1913年建立の座敷蔵を生かし、98年4月に開店した。三・八の朝市をはじめ、桑取、中ノ俣、三和区などで収穫された野菜や四季の幸を主役に、出汁を引くところから手間をかけて仕上げ、提供してきた。季節行事にちなみ企画してきたひな祭り会席、月待ちの会席、女子衆の古正月などが評判となり、青山さんによると「99・9%が女性客。何度も繰り返し足を運んでくれる方もいらっしゃいました」。
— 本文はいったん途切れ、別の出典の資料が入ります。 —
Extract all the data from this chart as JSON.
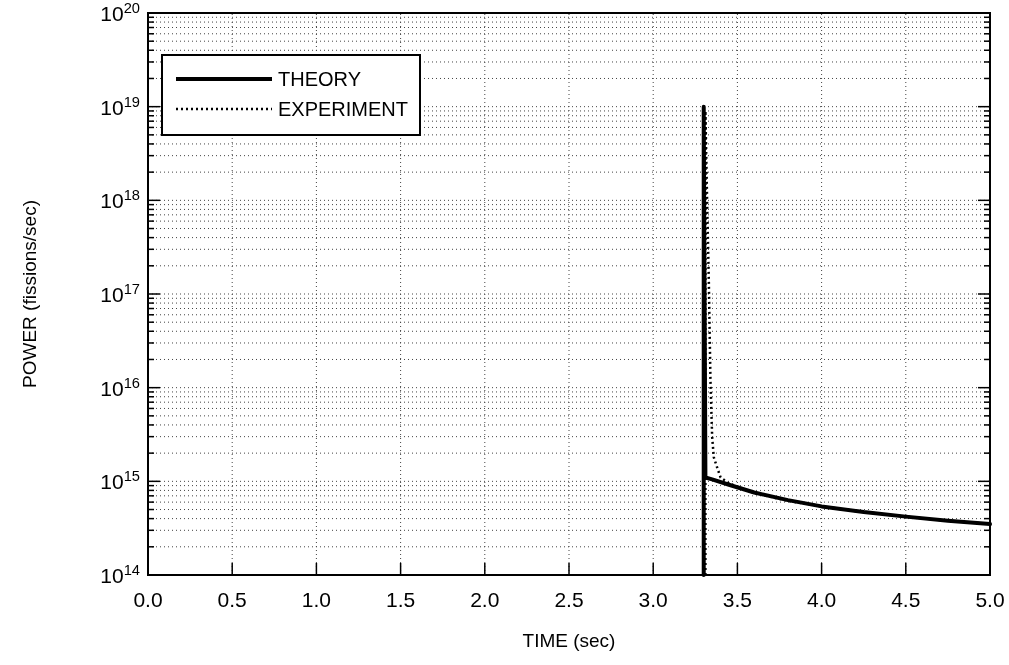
{
  "chart_data": {
    "type": "line",
    "xlabel": "TIME (sec)",
    "ylabel": "POWER (fissions/sec)",
    "log": "y",
    "grid": true,
    "legend": "top left",
    "xlim": [
      0,
      5
    ],
    "xticks": [
      {
        "value": 0,
        "label": "0.0"
      },
      0.5,
      {
        "value": 1,
        "label": "1.0"
      },
      1.5,
      {
        "value": 2,
        "label": "2.0"
      },
      2.5,
      {
        "value": 3,
        "label": "3.0"
      },
      3.5,
      {
        "value": 4,
        "label": "4.0"
      },
      4.5,
      {
        "value": 5,
        "label": "5.0"
      }
    ],
    "ylim": [
      100000000000000.0,
      1e+20
    ],
    "yticks": [
      {
        "value": 100000000000000.0,
        "label": "10$^{14}$"
      },
      {
        "value": 200000000000000.0,
        "label": null
      },
      {
        "value": 300000000000000.0,
        "label": null
      },
      {
        "value": 400000000000000.0,
        "label": null
      },
      {
        "value": 500000000000000.0,
        "label": null
      },
      {
        "value": 600000000000000.0,
        "label": null
      },
      {
        "value": 700000000000000.0,
        "label": null
      },
      {
        "value": 800000000000000.0,
        "label": null
      },
      {
        "value": 900000000000000.0,
        "label": null
      },
      {
        "value": 1000000000000000.0,
        "label": "10$^{15}$"
      },
      {
        "value": 2000000000000000.0,
        "label": null
      },
      {
        "value": 3000000000000000.0,
        "label": null
      },
      {
        "value": 4000000000000000.0,
        "label": null
      },
      {
        "value": 5000000000000000.0,
        "label": null
      },
      {
        "value": 6000000000000000.0,
        "label": null
      },
      {
        "value": 7000000000000000.0,
        "label": null
      },
      {
        "value": 8000000000000000.0,
        "label": null
      },
      {
        "value": 9000000000000000.0,
        "label": null
      },
      {
        "value": 1e+16,
        "label": "10$^{16}$"
      },
      {
        "value": 2e+16,
        "label": null
      },
      {
        "value": 3e+16,
        "label": null
      },
      {
        "value": 4e+16,
        "label": null
      },
      {
        "value": 5e+16,
        "label": null
      },
      {
        "value": 6e+16,
        "label": null
      },
      {
        "value": 7e+16,
        "label": null
      },
      {
        "value": 8e+16,
        "label": null
      },
      {
        "value": 9e+16,
        "label": null
      },
      {
        "value": 1e+17,
        "label": "10$^{17}$"
      },
      {
        "value": 2e+17,
        "label": null
      },
      {
        "value": 3e+17,
        "label": null
      },
      {
        "value": 4e+17,
        "label": null
      },
      {
        "value": 5e+17,
        "label": null
      },
      {
        "value": 6e+17,
        "label": null
      },
      {
        "value": 7e+17,
        "label": null
      },
      {
        "value": 8e+17,
        "label": null
      },
      {
        "value": 9e+17,
        "label": null
      },
      {
        "value": 1e+18,
        "label": "10$^{18}$"
      },
      {
        "value": 2e+18,
        "label": null
      },
      {
        "value": 3e+18,
        "label": null
      },
      {
        "value": 4e+18,
        "label": null
      },
      {
        "value": 5e+18,
        "label": null
      },
      {
        "value": 6e+18,
        "label": null
      },
      {
        "value": 7e+18,
        "label": null
      },
      {
        "value": 8e+18,
        "label": null
      },
      {
        "value": 9e+18,
        "label": null
      },
      {
        "value": 1e+19,
        "label": "10$^{19}$"
      },
      {
        "value": 2e+19,
        "label": null
      },
      {
        "value": 3e+19,
        "label": null
      },
      {
        "value": 4e+19,
        "label": null
      },
      {
        "value": 5e+19,
        "label": null
      },
      {
        "value": 6e+19,
        "label": null
      },
      {
        "value": 7e+19,
        "label": null
      },
      {
        "value": 8e+19,
        "label": null
      },
      {
        "value": 9e+19,
        "label": null
      },
      {
        "value": 1e+20,
        "label": "10$^{20}$"
      }
    ],
    "series": [
      {
        "name": "THEORY",
        "color": "#000000",
        "line_style": "solid",
        "x": [
          3.3,
          3.3,
          3.31,
          3.35,
          3.45,
          3.6,
          3.8,
          4.0,
          4.25,
          4.5,
          4.75,
          5.0
        ],
        "values": [
          100000000000000.0,
          1e+19,
          1100000000000000.0,
          1050000000000000.0,
          920000000000000.0,
          760000000000000.0,
          630000000000000.0,
          540000000000000.0,
          470000000000000.0,
          420000000000000.0,
          380000000000000.0,
          350000000000000.0
        ]
      },
      {
        "name": "EXPERIMENT",
        "color": "#000000",
        "line_style": "dotted",
        "x": [
          3.31,
          3.31,
          3.32,
          3.33,
          3.34,
          3.35,
          3.36,
          3.38,
          3.4,
          3.45,
          3.6,
          3.8,
          4.0,
          4.25,
          4.5,
          4.75,
          5.0
        ],
        "values": [
          100000000000000.0,
          9e+18,
          1e+18,
          1.5e+17,
          1.2e+16,
          3000000000000000.0,
          1800000000000000.0,
          1400000000000000.0,
          1100000000000000.0,
          950000000000000.0,
          750000000000000.0,
          620000000000000.0,
          540000000000000.0,
          470000000000000.0,
          420000000000000.0,
          380000000000000.0,
          350000000000000.0
        ]
      }
    ]
  }
}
ここ数年で一般的になった「地産地消」に開店当初から先進的に着目し、実践してきた。「何が一番のごちそうなのか考えた時、地元でとれた食材をその場所で食べられることだと思い至りました。農家の方と交流する中で、自分の作る姿勢も変わりましたね。苦労を聞くとお米一粒も愛おしく、大事に扱うようになりました」と振り返る。
調理場などの老朽化が著しく、早期の改築が迫られる中、やむを得ず閉店を決めた。惜しむ声が数多く寄せられたのを受け、青山さんは国府1の自宅で完全予約制の食事処を開く見通しで「これまでとは別の形になりますが、桜の咲く頃に再開できたら」と今後、準備を進めていく。
最後の蔵公開を兼ね、「安部直人同版画展」が11日から18日まで蔵内で開かれる。入場無料。
福島県会津塩川町出身、郡山市在住の安倍さんが9回目の個展に臨む。展示作の一つ「りんご3」は、みずみずしい果実や枝葉を精緻な筆致で表現。その芳香が夜闇に立ち上るようで、森閑とした空気に満ちる。
午後1時から同6時まで。電543・7384。